My application should be should be fairly immune to these packet losses, but in practice it isn't.

I want to test the application under various different network problem scenarios, eg random 1 % packet loss, and bursty packet loss - say complete loss of packets for 4000 ms, and so on.

I'm looking for a solution which lets me "reproduce" a scenario and test my application. I could use 3G, or unplug and unplug the network cable, but the effects are not very reproduceable.

The question.

Is there an application/driver which I can install on my machine to mimick "dodgy" internet connections? Or perhaps an appliance or proxy server I can use in the network to mock these scenarios?

I'm guessing it's not very easy to do on a modern computer because I expect most of the TCP stack is offloaded to the network card, but I would have thought this was a reasonably popular thing to try and do, however I haven't had any luck on google. I'm more proficient on Windows, but a solution which uses Linux, either as a client, or proxy would be welcome.
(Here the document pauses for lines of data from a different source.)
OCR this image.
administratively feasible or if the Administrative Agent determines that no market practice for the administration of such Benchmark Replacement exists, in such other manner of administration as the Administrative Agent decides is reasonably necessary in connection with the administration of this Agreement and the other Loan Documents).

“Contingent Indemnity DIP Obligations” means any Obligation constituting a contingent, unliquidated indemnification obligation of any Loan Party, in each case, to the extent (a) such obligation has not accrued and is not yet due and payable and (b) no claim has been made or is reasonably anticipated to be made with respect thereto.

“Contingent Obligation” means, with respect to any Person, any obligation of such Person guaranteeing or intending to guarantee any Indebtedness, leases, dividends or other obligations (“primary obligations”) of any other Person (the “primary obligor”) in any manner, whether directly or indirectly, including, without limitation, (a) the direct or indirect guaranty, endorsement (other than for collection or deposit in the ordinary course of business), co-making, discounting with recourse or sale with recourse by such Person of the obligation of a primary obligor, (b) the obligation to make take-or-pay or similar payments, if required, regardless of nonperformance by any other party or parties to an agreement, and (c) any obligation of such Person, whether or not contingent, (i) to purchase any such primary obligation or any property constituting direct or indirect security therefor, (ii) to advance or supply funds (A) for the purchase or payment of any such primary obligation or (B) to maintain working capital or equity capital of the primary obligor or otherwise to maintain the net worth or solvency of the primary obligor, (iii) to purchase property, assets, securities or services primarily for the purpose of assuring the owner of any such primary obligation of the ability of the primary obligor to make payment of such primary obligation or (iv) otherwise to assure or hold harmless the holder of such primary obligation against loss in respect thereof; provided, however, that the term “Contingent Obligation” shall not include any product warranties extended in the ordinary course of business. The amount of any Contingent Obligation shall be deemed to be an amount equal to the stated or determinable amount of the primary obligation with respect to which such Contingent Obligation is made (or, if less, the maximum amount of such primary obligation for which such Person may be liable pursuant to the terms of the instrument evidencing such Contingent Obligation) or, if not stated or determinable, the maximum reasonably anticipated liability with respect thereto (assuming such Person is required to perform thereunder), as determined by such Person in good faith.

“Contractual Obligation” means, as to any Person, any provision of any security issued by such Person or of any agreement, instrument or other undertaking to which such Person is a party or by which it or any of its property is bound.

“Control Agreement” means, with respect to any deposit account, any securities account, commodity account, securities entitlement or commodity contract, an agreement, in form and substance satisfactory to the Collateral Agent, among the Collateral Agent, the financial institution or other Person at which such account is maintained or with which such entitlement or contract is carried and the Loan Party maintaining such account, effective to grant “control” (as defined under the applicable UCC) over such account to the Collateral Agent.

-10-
A simple linux router in the middle could do this for you flawlessly. Just do some reading on netem. You can replicate everything including lost-packets, re-ordered packets, corrupted packets, and even latency. I use it myself for simulating satellite based links.


I've used TMNetSim to perform this. It proxies whatever port you want, so it could be used for most applications.

http://www.tmurgent.com/Tools.aspx

You may want to perform a correlated packet capture on both the client and server side, and determine if the client is receivign a RST packet. If so, is it coming from your server. And does it occur at predictable times, such as after five minutes of inactivity.